Volume Concept Cartoon

This cartoon was developed to probe students’ understanding of volume as a 3–dimensional measure of the amount of space an object occupies. At issue is whether students differentiate volume from area or length, whether they see the small cubes as units of volume measure, and whether they realize measures require standard size units. It is typically used after Investigating Volume 3, Does changing the shape of an object change its volume?.

Things to look for in student responses

How do students use the information in the drawings to make inferences about the volume of the objects (in the data table)?

Some children may confuse volume with area, agree with Carla, and infer the volume of A is 8 squares, B is one square, and C is 4 squares.

Others may confuse volume with length, agree with Sam, and infer the volume of A is 4, B is 8, and C is 2.

Still others will “count the cubes” and conclude that A, B, and C have the same volume of 8 small cubes. (Of course, if these students only count “visible” cubes they may erroneously think C has only 6 or 7.) For the latter group of students (who attempt to “count the cubes”) it is of great interest what they infer for D, whether they give only numeric values or units, and how they describe the units.

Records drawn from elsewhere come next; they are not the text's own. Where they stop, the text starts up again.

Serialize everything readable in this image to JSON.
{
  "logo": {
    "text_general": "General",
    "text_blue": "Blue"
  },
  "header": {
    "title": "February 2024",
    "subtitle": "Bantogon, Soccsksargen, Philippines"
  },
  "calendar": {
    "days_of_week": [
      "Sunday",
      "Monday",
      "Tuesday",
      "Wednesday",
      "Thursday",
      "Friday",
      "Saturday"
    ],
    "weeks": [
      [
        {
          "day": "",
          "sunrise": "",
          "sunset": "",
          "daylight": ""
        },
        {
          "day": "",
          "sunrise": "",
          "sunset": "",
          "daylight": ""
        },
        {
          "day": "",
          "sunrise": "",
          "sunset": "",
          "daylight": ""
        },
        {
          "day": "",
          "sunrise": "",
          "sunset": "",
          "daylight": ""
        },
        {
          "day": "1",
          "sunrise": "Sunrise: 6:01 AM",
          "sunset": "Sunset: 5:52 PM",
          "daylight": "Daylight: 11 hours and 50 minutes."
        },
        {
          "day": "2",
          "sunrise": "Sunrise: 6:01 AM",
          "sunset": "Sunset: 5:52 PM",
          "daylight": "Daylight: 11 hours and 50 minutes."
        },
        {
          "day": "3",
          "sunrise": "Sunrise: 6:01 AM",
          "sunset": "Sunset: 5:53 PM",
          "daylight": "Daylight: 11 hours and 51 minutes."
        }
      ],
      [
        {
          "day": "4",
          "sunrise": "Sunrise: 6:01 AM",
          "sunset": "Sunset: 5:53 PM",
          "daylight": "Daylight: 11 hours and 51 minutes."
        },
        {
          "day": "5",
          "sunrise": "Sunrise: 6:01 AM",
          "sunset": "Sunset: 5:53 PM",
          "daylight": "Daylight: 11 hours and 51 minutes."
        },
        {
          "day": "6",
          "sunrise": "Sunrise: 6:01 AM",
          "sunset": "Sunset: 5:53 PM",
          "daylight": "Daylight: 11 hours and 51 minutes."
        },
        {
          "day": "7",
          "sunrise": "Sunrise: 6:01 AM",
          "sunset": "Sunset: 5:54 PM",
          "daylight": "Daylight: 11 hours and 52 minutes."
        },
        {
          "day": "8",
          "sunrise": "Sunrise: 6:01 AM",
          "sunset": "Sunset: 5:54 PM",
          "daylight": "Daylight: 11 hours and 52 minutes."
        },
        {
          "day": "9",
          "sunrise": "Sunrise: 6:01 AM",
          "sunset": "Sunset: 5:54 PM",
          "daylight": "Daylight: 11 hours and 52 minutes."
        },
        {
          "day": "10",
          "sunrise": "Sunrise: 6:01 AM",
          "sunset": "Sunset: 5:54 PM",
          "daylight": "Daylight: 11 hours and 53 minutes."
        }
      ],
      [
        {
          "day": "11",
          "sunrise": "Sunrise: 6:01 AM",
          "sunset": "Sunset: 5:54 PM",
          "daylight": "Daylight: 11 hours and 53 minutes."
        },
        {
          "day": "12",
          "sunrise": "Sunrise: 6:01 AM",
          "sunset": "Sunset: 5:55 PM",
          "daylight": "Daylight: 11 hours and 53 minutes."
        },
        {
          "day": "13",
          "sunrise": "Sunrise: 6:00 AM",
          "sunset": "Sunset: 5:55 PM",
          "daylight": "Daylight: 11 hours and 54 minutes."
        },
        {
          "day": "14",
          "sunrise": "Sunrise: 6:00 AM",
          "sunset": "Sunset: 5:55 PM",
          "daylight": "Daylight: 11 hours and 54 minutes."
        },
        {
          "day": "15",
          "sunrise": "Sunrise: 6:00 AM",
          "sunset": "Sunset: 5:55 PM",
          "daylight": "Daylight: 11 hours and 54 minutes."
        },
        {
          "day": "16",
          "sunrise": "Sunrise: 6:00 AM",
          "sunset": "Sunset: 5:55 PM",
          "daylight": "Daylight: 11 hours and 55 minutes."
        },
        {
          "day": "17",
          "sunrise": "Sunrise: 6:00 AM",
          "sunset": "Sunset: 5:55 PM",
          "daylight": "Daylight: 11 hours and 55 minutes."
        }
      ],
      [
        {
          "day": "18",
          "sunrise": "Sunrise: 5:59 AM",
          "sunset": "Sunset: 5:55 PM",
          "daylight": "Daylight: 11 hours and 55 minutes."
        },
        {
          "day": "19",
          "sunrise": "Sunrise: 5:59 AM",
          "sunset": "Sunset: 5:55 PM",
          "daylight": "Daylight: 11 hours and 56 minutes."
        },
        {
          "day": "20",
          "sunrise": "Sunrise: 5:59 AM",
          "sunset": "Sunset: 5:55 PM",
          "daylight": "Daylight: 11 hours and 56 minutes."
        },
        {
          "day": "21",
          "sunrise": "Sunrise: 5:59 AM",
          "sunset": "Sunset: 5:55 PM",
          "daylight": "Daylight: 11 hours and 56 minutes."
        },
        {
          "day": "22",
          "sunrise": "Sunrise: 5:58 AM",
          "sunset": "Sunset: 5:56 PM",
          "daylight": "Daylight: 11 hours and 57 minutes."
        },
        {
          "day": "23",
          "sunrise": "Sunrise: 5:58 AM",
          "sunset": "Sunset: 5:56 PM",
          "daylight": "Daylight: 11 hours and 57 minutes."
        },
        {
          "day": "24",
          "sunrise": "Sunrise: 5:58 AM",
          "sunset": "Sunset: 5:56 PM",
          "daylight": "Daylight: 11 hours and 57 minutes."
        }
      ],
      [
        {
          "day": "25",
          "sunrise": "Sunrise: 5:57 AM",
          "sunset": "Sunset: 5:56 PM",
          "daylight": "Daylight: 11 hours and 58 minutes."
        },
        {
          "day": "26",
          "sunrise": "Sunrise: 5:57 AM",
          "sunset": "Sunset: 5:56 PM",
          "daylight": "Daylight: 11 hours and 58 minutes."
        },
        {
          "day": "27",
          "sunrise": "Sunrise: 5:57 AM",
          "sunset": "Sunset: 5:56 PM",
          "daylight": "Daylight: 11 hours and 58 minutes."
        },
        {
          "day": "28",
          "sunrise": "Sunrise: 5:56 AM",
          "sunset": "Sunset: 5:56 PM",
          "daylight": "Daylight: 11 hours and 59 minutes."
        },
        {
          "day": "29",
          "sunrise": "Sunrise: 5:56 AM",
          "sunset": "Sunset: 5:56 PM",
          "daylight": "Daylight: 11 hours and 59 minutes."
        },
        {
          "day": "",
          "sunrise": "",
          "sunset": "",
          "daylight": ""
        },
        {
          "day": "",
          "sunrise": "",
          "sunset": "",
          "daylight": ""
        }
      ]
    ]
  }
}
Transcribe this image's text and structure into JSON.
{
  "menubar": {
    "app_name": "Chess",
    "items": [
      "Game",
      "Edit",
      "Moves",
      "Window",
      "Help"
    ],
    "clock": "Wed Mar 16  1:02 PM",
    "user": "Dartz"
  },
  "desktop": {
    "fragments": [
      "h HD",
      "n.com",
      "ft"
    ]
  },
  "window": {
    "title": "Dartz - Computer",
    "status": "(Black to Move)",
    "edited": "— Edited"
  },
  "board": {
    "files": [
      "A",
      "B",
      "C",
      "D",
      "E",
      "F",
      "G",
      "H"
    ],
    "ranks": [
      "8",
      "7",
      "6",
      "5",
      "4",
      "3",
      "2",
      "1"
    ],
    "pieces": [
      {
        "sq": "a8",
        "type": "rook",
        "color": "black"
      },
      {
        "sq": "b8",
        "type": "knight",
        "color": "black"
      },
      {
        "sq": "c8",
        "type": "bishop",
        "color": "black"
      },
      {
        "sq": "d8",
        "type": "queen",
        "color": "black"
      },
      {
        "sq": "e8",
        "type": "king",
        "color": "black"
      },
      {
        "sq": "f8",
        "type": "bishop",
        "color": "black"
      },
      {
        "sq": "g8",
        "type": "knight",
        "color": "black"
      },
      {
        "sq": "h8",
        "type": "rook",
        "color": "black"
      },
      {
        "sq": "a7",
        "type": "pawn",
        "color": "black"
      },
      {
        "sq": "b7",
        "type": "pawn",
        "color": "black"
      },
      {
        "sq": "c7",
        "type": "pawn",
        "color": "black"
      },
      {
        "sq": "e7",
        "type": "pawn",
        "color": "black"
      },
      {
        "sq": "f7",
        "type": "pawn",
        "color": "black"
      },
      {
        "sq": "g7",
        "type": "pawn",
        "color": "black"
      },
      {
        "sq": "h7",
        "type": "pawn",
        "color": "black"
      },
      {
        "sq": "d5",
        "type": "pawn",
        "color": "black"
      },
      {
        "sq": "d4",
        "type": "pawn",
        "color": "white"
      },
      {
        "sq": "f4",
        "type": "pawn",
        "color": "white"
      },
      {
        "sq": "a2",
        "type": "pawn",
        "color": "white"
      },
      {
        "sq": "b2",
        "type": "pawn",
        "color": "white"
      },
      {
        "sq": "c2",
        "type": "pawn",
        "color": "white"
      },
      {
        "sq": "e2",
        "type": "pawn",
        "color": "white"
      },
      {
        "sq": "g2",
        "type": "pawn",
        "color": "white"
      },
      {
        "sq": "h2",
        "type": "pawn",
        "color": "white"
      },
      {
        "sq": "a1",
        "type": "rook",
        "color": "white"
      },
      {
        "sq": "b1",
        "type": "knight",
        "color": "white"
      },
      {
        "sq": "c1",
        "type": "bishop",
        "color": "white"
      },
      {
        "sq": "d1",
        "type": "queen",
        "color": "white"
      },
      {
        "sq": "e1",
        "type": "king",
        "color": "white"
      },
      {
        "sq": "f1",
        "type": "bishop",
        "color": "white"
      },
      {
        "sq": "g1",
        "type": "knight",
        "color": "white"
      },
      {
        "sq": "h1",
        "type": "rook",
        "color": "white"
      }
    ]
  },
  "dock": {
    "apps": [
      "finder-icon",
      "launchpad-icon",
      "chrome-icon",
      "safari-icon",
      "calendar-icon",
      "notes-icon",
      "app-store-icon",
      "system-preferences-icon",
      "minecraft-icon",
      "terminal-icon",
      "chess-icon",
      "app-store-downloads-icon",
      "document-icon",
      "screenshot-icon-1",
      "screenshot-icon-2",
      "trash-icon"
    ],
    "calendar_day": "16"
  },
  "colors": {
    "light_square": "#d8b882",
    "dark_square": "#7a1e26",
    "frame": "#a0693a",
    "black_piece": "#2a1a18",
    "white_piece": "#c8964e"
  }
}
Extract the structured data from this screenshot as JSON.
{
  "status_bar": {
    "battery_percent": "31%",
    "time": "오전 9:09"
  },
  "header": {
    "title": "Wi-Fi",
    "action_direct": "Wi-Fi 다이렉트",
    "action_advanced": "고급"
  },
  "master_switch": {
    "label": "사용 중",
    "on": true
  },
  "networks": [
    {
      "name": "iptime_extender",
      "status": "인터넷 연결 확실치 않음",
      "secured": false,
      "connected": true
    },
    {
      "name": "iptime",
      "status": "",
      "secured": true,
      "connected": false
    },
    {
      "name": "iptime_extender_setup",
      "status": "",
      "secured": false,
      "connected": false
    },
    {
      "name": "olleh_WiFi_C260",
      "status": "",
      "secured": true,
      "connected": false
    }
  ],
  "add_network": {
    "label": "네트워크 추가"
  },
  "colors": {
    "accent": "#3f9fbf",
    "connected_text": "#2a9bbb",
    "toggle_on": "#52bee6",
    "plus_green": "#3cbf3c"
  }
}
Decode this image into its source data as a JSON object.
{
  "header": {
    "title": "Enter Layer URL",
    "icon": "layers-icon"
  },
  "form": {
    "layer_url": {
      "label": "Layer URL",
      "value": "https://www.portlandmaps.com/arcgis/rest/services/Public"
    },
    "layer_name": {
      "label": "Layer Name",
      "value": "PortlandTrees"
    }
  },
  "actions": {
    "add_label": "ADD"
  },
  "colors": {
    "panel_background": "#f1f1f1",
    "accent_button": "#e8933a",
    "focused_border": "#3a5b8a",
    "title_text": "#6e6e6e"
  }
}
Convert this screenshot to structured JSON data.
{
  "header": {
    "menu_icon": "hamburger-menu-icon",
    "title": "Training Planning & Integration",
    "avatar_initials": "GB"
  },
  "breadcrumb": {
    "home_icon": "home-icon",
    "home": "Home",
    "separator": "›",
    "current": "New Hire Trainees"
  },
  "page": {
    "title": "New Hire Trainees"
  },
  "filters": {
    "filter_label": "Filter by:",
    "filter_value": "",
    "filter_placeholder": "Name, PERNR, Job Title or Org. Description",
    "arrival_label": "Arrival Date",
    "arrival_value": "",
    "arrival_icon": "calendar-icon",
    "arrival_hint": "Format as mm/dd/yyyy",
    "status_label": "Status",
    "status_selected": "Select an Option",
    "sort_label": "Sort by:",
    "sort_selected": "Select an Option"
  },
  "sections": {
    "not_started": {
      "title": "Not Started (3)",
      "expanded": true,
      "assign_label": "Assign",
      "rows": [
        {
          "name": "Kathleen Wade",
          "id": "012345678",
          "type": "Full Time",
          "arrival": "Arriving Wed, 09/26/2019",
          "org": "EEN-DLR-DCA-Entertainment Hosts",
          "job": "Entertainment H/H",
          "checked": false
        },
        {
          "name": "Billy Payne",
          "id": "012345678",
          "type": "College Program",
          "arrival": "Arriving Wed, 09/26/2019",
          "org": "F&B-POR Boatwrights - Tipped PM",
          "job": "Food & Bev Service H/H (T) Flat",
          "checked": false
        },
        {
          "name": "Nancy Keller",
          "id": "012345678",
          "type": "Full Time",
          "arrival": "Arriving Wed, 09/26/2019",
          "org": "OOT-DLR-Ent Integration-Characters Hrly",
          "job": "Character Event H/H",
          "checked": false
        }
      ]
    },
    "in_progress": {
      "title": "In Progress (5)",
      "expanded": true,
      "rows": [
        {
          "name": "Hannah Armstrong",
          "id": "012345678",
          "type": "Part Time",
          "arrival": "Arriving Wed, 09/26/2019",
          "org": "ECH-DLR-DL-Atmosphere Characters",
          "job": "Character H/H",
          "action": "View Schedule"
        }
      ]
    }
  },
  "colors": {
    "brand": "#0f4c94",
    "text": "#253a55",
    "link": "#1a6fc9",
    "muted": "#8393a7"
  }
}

  • Some students may mistakenly give D a value of 1 cube, showing when they count the cubes it does not matter what size they are.
  • Others may simply say D has a volume greater than 8 cubes (noting the comparison with C and the fact that it is bigger in all dimensions) or give some wildly bigger number, such as 30.
  • Still others may attempt to partition D into cubes and estimate its volume (estimating it has a volume of about 10-12 cubes). Some students may talk of the cubes as “cubic centimeters” while others simply refer to them as cubes.

Do students draw on the information in their data table in making arguments about which character they agree with?

Some students may view filling out the data table as an independent exercise. Others will make arguments that draw on the analysis provided, arguing that either A, B, C, or D has the greatest volume as noted above.